Sesampainya di Baghdad pada 7 Jumadal Ula dan setelah resmi menjadi khalifah, Al-Muktafi mulai melakukan rekonstruksi pemerintahan di berbagai bidang. Ia menghancurkan gedung penjara yang dibangun oleh ayahnya dan mendirikan masjid di atas lahan tersebut. Selain itu, ia memerintahkan agar taman-taman dan toko-toko dikembalikan kepada pemiliknya yang sebelumnya dirampas oleh ayahnya. Kebijaksanaan Al-Muktafi tampak disukai rakyatnya, sebagaimana tercermin dalam testimoni Jalaluddin as-Suyuthi yang menyatakan bahwa Al-Muktafi telah menjalani kehidupan yang sangat baik sehingga rakyat mencintainya serta banyak mendoakannya.
Karakter Al-Muktafi sangat kontras dengan khalifah sebelumnya, Al-Muhtadi, yang dikenal sebagai pemimpin “tangan besi.” Al-Muhtadi terkenal dengan sikap tegasnya yang membuat tidak ada orang berani melakukan pelanggaran. Ketegasan ini membantu mengembalikan kejayaan Dinasti Abbasiyah setelah mengalami kemunduran.
Namun, masa pemerintahan Al-Muktafi tidak lepas dari tantangan. Pada masa pemerintahannya, muncul pemberontakan yang dipimpin oleh Yahya bin Zakrawaih al-Qimrithi. Konflik militer berlangsung cukup lama hingga Yahya berhasil dilumpuhkan dan dibunuh pada 290 H. Ideologi Yahya kemudian diteruskan oleh saudaranya, Al-Husein, yang juga tidak sendiri. Bersama keponakannya Isa bin Mahrawaih dan anaknya Al-Muthawwaq bin an-Nur, mereka bersatu melakukan pemberontakan hingga berhasil dibunuh pada 291 H.
Sayangnya, masa kepemimpinan Al-Muktafi tidak berlangsung lama. Ia wafat pada malam Ahad, 12 Dzulqa’dah 295 H, di usia ketiga puluh tahun, setelah menjabat sebagai khalifah selama enam tahun dari 289 H hingga 295 H. Ia meninggalkan delapan anak laki-laki dan delapan anak perempuan.
Dengan masa pemerintahan yang singkat ini, Al-Muktafi meninggalkan banyak pekerjaan rumah bagi khalifah berikutnya, yang dapat berpotensi menimbulkan instabilitas politik. Pewaris tahta selanjutnya adalah Al-Muqtadir, adik sang khalifah yang saat itu baru berusia 13 tahun.

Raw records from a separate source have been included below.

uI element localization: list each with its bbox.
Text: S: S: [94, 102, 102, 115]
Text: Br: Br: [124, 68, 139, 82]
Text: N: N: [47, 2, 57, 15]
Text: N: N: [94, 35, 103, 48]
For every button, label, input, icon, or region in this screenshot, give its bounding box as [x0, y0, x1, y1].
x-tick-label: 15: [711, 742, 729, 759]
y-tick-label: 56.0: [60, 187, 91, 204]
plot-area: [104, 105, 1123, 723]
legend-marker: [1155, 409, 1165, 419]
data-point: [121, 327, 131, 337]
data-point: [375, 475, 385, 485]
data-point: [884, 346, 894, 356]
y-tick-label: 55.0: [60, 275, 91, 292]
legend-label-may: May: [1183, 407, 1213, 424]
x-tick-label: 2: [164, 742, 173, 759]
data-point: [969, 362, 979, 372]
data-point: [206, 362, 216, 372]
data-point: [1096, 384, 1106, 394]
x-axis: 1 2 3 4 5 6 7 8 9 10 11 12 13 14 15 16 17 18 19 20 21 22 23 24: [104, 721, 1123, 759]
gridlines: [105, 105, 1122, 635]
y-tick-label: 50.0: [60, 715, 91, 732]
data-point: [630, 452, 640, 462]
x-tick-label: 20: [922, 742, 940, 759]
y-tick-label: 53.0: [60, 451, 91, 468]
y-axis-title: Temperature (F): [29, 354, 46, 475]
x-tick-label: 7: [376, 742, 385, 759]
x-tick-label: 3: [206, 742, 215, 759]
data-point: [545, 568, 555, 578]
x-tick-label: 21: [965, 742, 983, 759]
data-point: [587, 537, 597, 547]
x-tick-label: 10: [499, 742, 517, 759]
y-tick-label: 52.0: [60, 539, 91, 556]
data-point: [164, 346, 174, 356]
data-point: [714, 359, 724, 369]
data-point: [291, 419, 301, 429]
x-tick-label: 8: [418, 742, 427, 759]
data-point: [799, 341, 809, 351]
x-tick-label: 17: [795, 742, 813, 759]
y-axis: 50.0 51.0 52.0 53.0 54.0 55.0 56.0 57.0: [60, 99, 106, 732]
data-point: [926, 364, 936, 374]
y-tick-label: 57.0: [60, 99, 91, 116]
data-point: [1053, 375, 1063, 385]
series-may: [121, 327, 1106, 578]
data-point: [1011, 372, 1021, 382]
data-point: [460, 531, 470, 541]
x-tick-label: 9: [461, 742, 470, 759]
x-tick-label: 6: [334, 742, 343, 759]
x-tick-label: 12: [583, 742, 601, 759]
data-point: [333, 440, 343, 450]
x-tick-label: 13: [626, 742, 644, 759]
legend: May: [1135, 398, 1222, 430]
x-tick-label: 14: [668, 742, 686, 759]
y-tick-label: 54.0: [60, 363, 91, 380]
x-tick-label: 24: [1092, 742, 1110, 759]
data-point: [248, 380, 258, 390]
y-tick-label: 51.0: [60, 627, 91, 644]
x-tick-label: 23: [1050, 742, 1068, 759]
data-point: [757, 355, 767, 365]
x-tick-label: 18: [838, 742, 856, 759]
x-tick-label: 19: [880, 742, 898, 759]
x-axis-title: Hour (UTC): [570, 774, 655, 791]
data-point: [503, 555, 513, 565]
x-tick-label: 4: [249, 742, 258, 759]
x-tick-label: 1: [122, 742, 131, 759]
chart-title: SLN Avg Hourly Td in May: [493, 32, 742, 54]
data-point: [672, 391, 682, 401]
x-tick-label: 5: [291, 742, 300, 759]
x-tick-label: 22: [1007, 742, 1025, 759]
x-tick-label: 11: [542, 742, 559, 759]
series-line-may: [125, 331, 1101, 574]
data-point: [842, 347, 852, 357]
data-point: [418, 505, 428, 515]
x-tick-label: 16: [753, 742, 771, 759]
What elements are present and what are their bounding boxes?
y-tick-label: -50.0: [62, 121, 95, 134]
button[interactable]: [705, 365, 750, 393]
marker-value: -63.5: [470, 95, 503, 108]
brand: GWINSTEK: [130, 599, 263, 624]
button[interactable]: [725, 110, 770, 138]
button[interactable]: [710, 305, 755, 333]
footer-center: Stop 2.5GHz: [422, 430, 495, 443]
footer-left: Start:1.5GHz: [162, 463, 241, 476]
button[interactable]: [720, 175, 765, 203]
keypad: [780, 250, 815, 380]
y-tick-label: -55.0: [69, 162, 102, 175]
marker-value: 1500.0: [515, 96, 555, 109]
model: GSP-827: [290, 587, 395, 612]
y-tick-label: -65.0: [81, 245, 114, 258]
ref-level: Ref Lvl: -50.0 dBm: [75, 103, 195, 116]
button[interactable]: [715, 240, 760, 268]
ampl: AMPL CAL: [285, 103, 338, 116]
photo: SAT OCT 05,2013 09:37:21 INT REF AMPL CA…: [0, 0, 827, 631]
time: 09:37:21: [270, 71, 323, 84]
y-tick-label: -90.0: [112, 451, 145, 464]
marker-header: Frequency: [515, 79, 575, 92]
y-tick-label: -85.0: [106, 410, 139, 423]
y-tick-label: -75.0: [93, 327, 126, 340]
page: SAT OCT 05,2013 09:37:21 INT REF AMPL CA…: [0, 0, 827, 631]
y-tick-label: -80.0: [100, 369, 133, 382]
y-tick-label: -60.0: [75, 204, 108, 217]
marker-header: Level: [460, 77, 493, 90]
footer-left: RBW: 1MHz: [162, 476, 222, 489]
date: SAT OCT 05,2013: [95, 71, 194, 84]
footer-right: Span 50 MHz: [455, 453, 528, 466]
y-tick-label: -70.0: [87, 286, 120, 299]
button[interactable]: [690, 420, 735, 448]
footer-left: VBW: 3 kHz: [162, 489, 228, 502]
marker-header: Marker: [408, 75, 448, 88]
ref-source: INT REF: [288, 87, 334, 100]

Usia muda Al-Muqtadir membuatnya terlalu polos untuk memahami peta politik di pemerintahan, sehingga ia dijadikan khalifah boneka oleh sejumlah pihak yang memanfaatkan ketidakmampuannya memimpin.
Selama masa pemerintahan Al-Muktafi, sejumlah tokoh penting juga wafat, seperti Abdullah bin Ahmad bin Hambal, Tsa’lab (pakar bahasa Arab), Qunbul (pakar qira’at), Abu Abdullah al-Busyanji (seorang faqih terkemuka), Al-Bazzar (penulis Musnad), Abu Muslim Al-Kaji, serta beberapa tokoh lainnya.